In the afternoon, if all were well, she went to her own little room behind the nursery, and rested for an hour. But if a baby were ill, or any other anxiety pressed, it was hard to get her to rest; if her heart were anxious, her body could not rest. Then came the evening milk to be tested and measured, and the night foods to be made, and so the ordinary day ended.

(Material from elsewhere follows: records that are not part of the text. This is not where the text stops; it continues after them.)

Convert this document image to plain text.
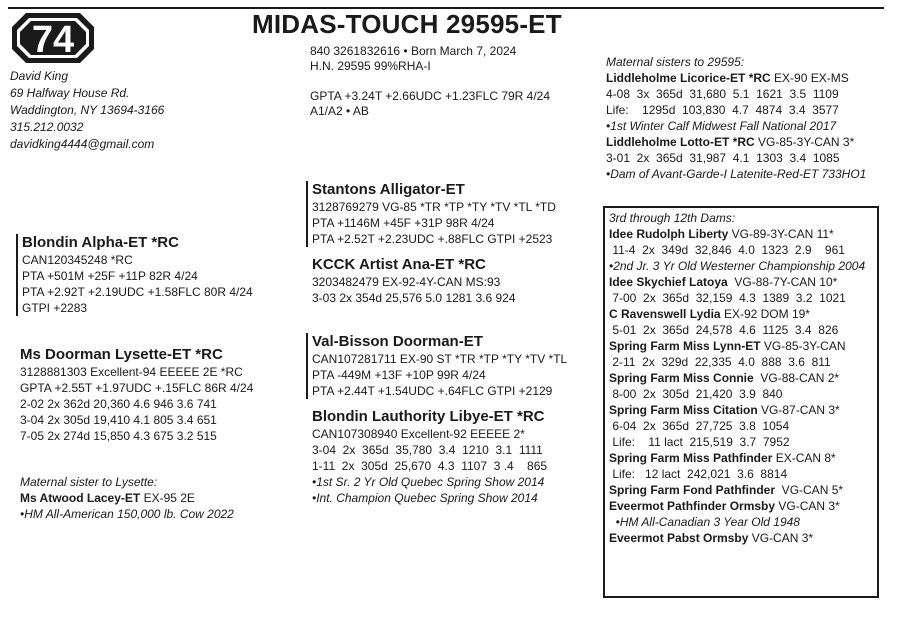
74	MIDAS-TOUCH 29595-ET
David King
69 Halfway House Rd.
Waddington, NY 13694-3166
315.212.0032
davidking4444@gmail.com
840 3261832616 • Born March 7, 2024
H.N. 29595 99%RHA-I
GPTA +3.24T +2.66UDC +1.23FLC 79R 4/24
A1/A2 • AB
Stantons Alligator-ET
3128769279 VG-85 *TR *TP *TY *TV *TL *TD
PTA +1146M +45F +31P 98R 4/24
PTA +2.52T +2.23UDC +.88FLC GTPI +2523
KCCK Artist Ana-ET *RC
3203482479 EX-92-4Y-CAN MS:93
3-03 2x 354d 25,576 5.0 1281 3.6 924
Blondin Alpha-ET *RC
CAN120345248 *RC
PTA +501M +25F +11P 82R 4/24
PTA +2.92T +2.19UDC +1.58FLC 80R 4/24
GTPI +2283
Ms Doorman Lysette-ET *RC
3128881303 Excellent-94 EEEEE 2E *RC
GPTA +2.55T +1.97UDC +.15FLC 86R 4/24
2-02 2x 362d 20,360 4.6 946 3.6 741
3-04 2x 305d 19,410 4.1 805 3.4 651
7-05 2x 274d 15,850 4.3 675 3.2 515
Maternal sister to Lysette:
Ms Atwood Lacey-ET EX-95 2E
•HM All-American 150,000 lb. Cow 2022
Val-Bisson Doorman-ET
CAN107281711 EX-90 ST *TR *TP *TY *TV *TL
PTA -449M +13F +10P 99R 4/24
PTA +2.44T +1.54UDC +.64FLC GTPI +2129
Blondin Lauthority Libye-ET *RC
CAN107308940 Excellent-92 EEEEE 2*
3-04  2x  365d  35,780  3.4  1210  3.1  1111
1-11  2x  305d  25,670  4.3  1107  3 .4    865
•1st Sr. 2 Yr Old Quebec Spring Show 2014
•Int. Champion Quebec Spring Show 2014
Maternal sisters to 29595:
Liddleholme Licorice-ET *RC EX-90 EX-MS
4-08  3x  365d  31,680  5.1  1621  3.5  1109
Life:    1295d  103,830  4.7  4874  3.4  3577
•1st Winter Calf Midwest Fall National 2017
Liddleholme Lotto-ET *RC VG-85-3Y-CAN 3*
3-01  2x  365d  31,987  4.1  1303  3.4  1085
•Dam of Avant-Garde-I Latenite-Red-ET 733HO1
3rd through 12th Dams:
Idee Rudolph Liberty VG-89-3Y-CAN 11*
11-4  2x  349d  32,846  4.0  1323  2.9    961
•2nd Jr. 3 Yr Old Westerner Championship 2004
Idee Skychief Latoya  VG-88-7Y-CAN 10*
7-00  2x  365d  32,159  4.3  1389  3.2  1021
C Ravenswell Lydia EX-92 DOM 19*
5-01  2x  365d  24,578  4.6  1125  3.4  826
Spring Farm Miss Lynn-ET VG-85-3Y-CAN
2-11  2x  329d  22,335  4.0  888  3.6  811
Spring Farm Miss Connie  VG-88-CAN 2*
8-00  2x  305d  21,420  3.9  840
Spring Farm Miss Citation VG-87-CAN 3*
6-04  2x  365d  27,725  3.8  1054
Life:    11 lact  215,519  3.7  7952
Spring Farm Miss Pathfinder EX-CAN 8*
Life:   12 lact  242,021  3.6  8814
Spring Farm Fond Pathfinder  VG-CAN 5*
Eveermot Pathfinder Ormsby VG-CAN 3*
•HM All-Canadian 3 Year Old 1948
Eveermot Pabst Ormsby VG-CAN 3*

But how little of it I have told! There were so many other things tucked into its corners-little acts of helpfulness, careful thoughts that worked out into some new economy or some new endeavour-that a book might be written about them alone. For example, while she was measuring the milk, a servant would pass, and she would call him aside for a moment and say a word or two. And the next thing we who had to see to the larger matters of life were aware of, was some pieces of work about which we had consulted together, accomplished, or set on foot. She had that faculty, as rare as nous, the power to get things done. And in a land where a workman comes, bargains about the work, says he will do it to‐morrow, takes the inevitable advance without which a carpenter cannot mend a stool, or a potter make a pot, or a mason build a house, and then goes away, finds a distant relative has just deceased, goes to the funeral, and forgets to come back till you have spent what ought to have been his wages on coolies to go and search for him, this faculty is invaluable.

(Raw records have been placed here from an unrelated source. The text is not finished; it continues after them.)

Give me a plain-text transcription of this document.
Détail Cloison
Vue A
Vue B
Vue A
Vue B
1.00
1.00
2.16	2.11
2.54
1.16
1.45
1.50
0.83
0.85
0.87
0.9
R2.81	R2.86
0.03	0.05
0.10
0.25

Then there were those other days, when everything seemed to go wrong on purpose: 'Piria Sittie is learning how upsetting things can be in India,' Ponnamal said once about Miss Wade, who was experiencing what the land can do in the way of heaping up difficulties. Or if, later, the newly launched litle school were plunging about in troubled waters, she would sympathize, and lend a helping hand by trying to replan the nursery work so as to make the dove‐tailing of the two halves of the family a little easier to compass. Or we would be suddenly involved in some tangle of circumstances, where her sagacity was required to find the way out; or perhaps it was a battle for a child-a battle in the heavenlies, to be fought out on our knees; or something needing for its handling the very wisdom of God. Whichever it was, Ponnamal, as I have said before, was ready. Many a wise and silent raid upon the kingdom of darkness was thought out by her, and often she led it herself. Once she came back in triumph with a baby in her arms, about whom the town-a famous Temple town-was so stirred that it all but rose in streets, but did not; for the quieting hand of our God was upon it.

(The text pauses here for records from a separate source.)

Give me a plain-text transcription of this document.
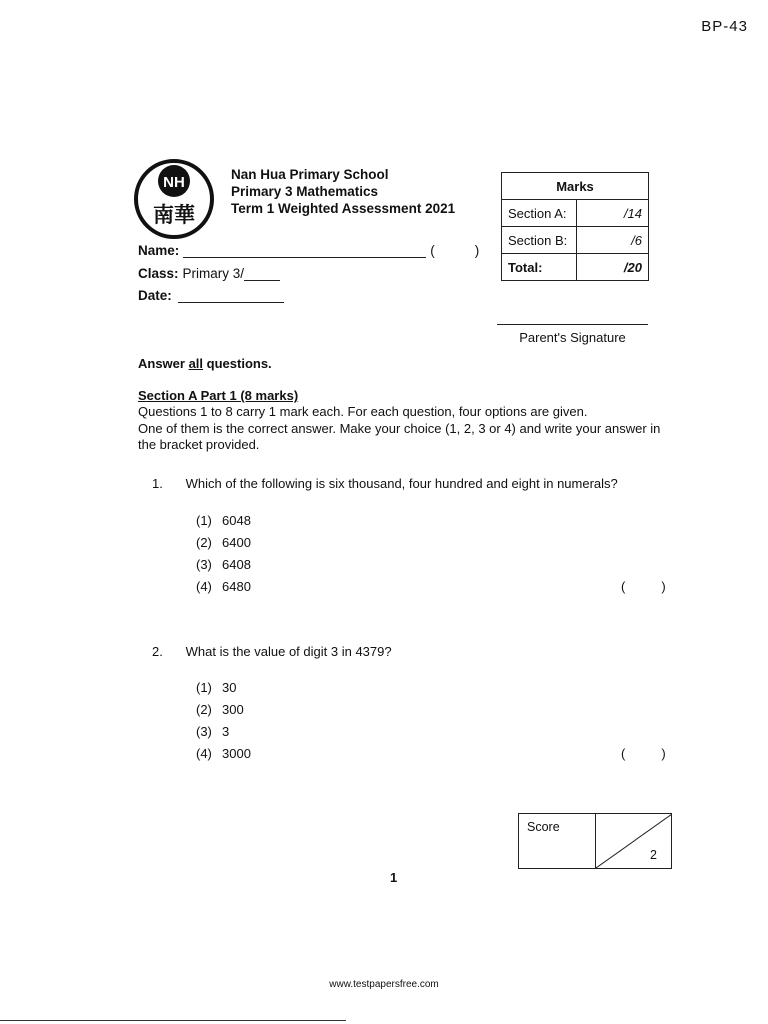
BP-43
NH
南華
Nan Hua Primary School
Primary 3 Mathematics
Term 1 Weighted Assessment 2021
Marks	
Section A:	/14
Section B:	/6
Total:	/20
Name:	(	)
Class: Primary 3/
Date:
Parent's Signature
Answer all questions.
Section A Part 1 (8 marks)
Questions 1 to 8 carry 1 mark each. For each question, four options are given.
One of them is the correct answer. Make your choice (1, 2, 3 or 4) and write your answer in
the bracket provided.
1. Which of the following is six thousand, four hundred and eight in numerals?
(1) 6048
(2) 6400
(3) 6408
(4) 6480	(	)
2. What is the value of digit 3 in 4379?
(1) 30
(2) 300
(3) 3
(4) 3000	(	)
Score
2
1
www.testpapersfree.com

But that last was a strange experience. The child's mother, knowing the peril to which her little babe was exposed, put it herself in Ponnamal's arms with the hurried whisper, 'Hasten out before you are waylaid.' Ponnamal knew well that if she were, the angry hunters after such prey would coerce the mother into denying what she had done. She knew the upshot would be a false case, with all the paraphernalia of witnesses ranged ready to forswear themselves for four annas a head. And she knew how such things end; what she had done would be a crime-she knew right well its penalty. But not even the word prison, a word that strikes the Tamil heart cold, held terrors for her. In a work like this, open at all times to attack which no ingenuity of man or woman could avoid or repel, was it not something to have for a fellow‐worker one to whom the word 'fear' was a word unknown?

Only once I saw her shrink. It was when the shadow that is never far from us seemed about to close round me. She did not seem able to bear it. A thousand times Yes to it, if she were the one to be engulfed-for the one she loved it was different. But she came to be willing for even that, if thereby a child could be saved; and beyond that I know of no more loyal, perfect love.